Hvb, controllata tedesca di Unicredit, ha ceduto prestiti ipotecari non performing e subordinati a Goldman Sachs per 2,17 miliardi di euro. Non sono stati resi noti altri dettagli dell'operazione. Hvb precisa che, gli sforzi avviati per diminuire i prestiti non performing o sottoperformanti hanno ridotto il portafoglio della Rer (Real estate restructuring), il veicolo nel quale Hvb ha raggruppato l'anno scorso l'esposizione nel settore immobiliare, di circa 6 miliardi, a meno di 10 miliardi. La transazione, ha detto Johann Berger, consigliere di Hvb, «è un'ulteriore prova del continuo progresso nella riduzione del portafoglio di Rer, un obiettivo ora raggiunto per oltre il 50% e perfettamente in linea con i tempi previsti». Altre transazioni di questo tipo, ha aggiunto, sono possibili entro fine anno.

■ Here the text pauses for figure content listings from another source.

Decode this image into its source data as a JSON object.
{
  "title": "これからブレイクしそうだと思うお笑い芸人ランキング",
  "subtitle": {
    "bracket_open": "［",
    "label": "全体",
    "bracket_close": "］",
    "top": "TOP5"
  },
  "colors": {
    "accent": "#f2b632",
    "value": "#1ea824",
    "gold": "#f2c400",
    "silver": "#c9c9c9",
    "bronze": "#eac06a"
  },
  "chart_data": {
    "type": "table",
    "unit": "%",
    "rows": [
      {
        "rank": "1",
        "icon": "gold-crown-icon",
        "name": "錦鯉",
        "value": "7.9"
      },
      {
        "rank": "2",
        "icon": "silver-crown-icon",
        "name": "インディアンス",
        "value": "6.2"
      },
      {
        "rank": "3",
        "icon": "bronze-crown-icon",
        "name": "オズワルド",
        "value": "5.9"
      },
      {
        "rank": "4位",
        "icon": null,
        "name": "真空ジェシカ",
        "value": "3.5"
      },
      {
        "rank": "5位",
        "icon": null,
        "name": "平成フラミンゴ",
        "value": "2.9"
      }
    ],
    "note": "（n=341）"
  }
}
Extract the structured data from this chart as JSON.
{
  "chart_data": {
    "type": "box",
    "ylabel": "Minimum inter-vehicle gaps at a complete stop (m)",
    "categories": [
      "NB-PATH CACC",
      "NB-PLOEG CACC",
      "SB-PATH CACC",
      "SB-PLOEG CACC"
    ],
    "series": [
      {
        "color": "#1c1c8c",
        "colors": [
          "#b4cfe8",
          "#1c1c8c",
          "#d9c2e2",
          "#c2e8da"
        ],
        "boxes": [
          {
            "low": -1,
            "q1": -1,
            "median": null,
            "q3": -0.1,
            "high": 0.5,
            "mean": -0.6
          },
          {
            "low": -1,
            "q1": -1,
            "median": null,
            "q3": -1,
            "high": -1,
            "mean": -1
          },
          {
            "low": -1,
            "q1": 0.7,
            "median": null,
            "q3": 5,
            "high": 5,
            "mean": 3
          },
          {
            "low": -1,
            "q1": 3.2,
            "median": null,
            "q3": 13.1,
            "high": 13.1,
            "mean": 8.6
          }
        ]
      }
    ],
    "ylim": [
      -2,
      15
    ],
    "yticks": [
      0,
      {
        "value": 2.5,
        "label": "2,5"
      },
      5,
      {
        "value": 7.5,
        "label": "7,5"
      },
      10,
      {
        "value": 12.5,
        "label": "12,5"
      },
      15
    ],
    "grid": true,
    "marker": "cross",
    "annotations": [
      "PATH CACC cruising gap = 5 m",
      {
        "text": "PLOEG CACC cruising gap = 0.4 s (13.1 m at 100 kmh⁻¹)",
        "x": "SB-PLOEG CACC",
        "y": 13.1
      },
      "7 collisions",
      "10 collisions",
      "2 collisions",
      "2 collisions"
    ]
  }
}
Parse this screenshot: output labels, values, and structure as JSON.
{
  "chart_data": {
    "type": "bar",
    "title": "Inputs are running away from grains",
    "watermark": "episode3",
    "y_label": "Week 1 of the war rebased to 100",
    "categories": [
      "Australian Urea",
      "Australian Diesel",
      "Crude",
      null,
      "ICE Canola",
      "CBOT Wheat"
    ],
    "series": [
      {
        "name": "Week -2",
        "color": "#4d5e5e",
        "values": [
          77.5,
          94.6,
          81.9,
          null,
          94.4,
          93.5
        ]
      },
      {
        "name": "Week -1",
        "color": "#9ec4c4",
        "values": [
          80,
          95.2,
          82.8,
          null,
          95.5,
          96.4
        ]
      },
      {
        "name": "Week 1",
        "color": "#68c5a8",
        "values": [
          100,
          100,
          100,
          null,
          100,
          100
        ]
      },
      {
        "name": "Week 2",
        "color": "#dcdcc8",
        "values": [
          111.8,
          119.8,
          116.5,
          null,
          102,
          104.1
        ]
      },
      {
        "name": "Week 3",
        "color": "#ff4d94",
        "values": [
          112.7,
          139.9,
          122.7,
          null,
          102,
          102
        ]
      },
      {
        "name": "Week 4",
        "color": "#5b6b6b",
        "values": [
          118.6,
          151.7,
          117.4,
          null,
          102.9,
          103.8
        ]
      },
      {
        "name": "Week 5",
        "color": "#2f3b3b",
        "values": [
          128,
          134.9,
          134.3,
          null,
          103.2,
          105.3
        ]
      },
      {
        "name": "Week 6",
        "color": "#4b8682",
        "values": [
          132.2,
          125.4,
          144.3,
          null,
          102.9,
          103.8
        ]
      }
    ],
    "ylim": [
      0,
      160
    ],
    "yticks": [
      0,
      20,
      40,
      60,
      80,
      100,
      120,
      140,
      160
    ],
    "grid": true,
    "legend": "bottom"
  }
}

Sempre a Est, frattanto, Clarima, la Banca di Unicredit specializzata negli strumenti di pagamento e nel credito al consumo, destina alla Bulgaria il suo primo piano di insediamento all'estero. Mentre, per quanto riguarda la «spina» polacca, dove i piani di Unicredit sono frenati dal governo, la stampa di Varsavia mostra posizioni piuttosto scettiche sulla linea governativa, già ripetutamente presentata come poco difendibile.